1. Spying isn’t necessary. Every state has no-fault divorce, so you can get a divorce based on “irreconcilable differences” or the like. You do not have to prove adultery or other offenses. However, some states still consider the concept of fault when making decisions about child custody or alimony.
2. Shopping for divorce court. Every state has a residency requirement, meaning you have to live there for a certain amount of time before filing for divorce. Nevada has the shortest at six weeks—that’s why people go there for “quickie divorces.”
3. “We definitely made a mistake.” If you’ve only been married a short time and don’t have kids or much property, you can usually get a “summary divorce.” You and your spouse file jointly, and the process is expedited.

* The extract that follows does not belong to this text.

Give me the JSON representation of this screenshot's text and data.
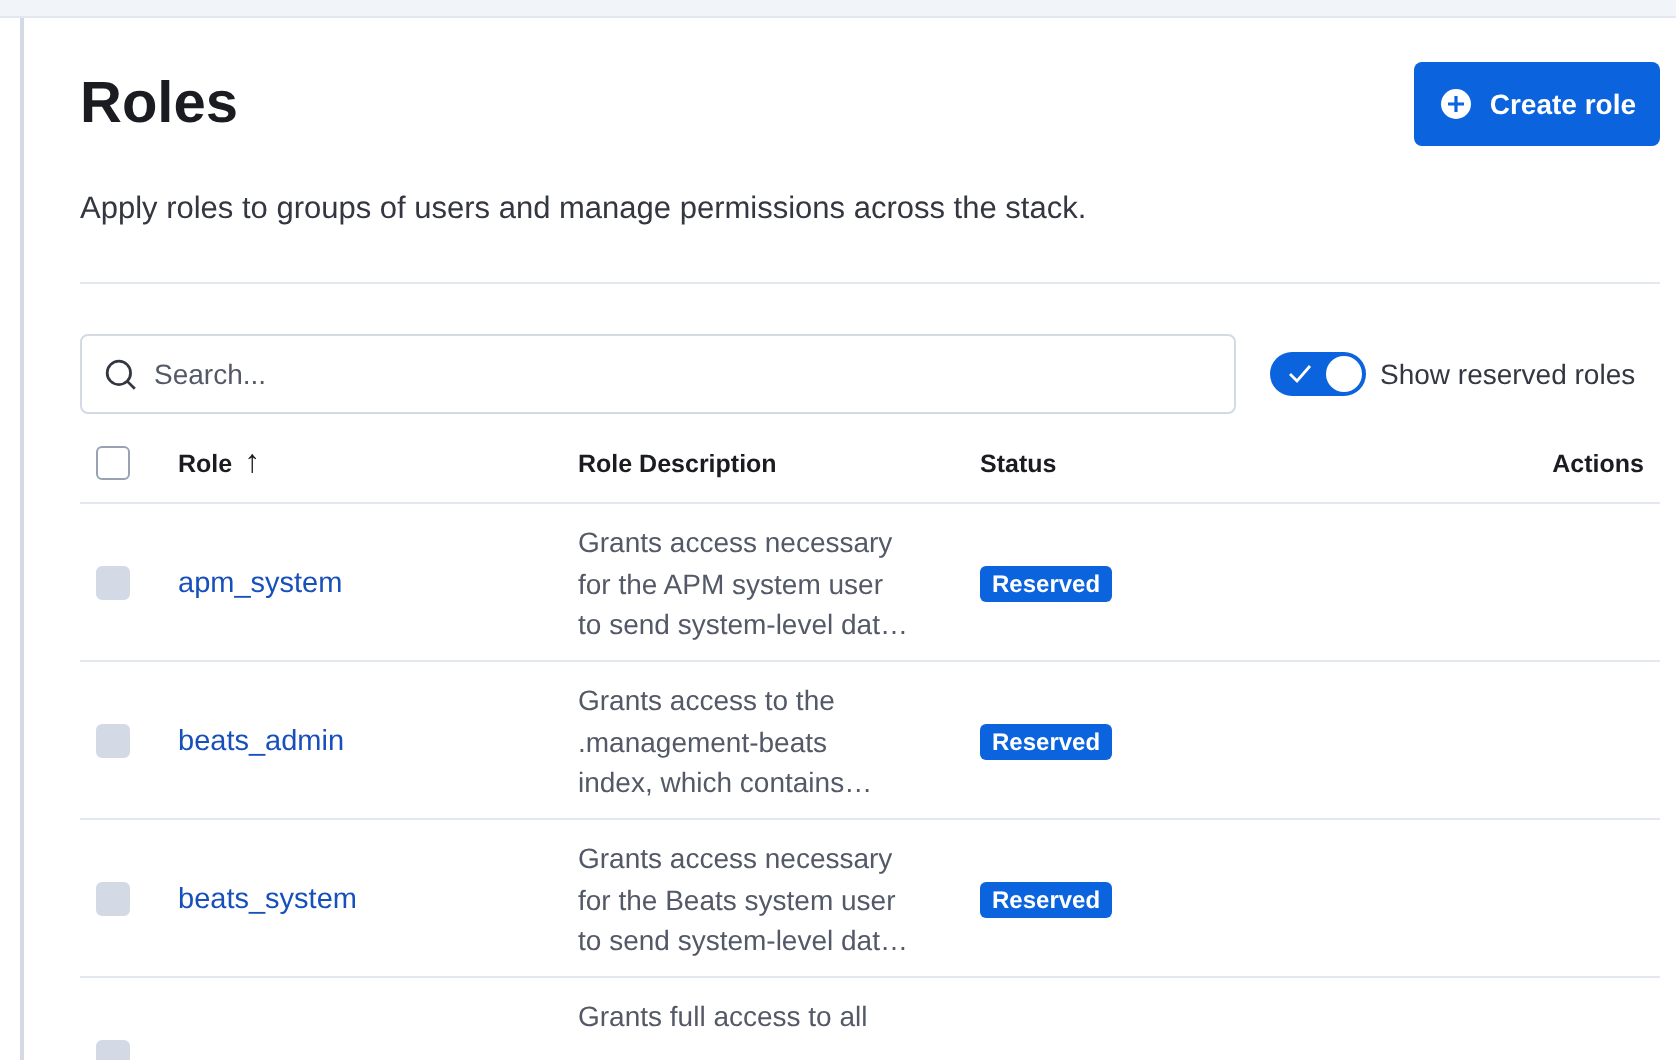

4. Solomon’s choice. Most courts prefer to order shared or joint custody of children. If a court must decide who gets primary custody, one of several factors considered is which parent will likely be more supportive of the children’s relationship with the other parent.
5. It’s not over till it’s over. Every state has a waiting period between filing your divorce papers and the date you get a divorce judgment. Anyone who has ever watched All My Children knows, you can’t get married again until your divorce is final.
6. Yippee, you get a lawyer, too. In a few states, you can’t represent yourself in a divorce—you have to have a lawyer file papers for you.
7. Reach for your wallet. The average American wedding costs $22,000. The average contested American divorce can cost about the same, and if the conflict goes all the way to a trial, costs can top $70,000.
8. Quicker, cheaper, less pain. In divorce mediation, a neutral third person (the mediator) works with the couple to help them decide custody, support, and division of property. The couple can then file an uncontested divorce and move on.
9. Another high road. Collaborative divorce is also preferable: You and your spouse each have lawyers, but everyone signs a “ no court” agreement and decides the issues together. If you can’t resolve your divorce, you start again with a new lawyer. This expensive consequence provides incentive to resolve things through a collaborative process.
10. Kids first, feelings second. Your kids will suffer less if you don’t fight over them, don’t talk about the other parent negatively, and handle the divorce quickly and cooperatively. Tell your friends, not your children, how lousy your ex is.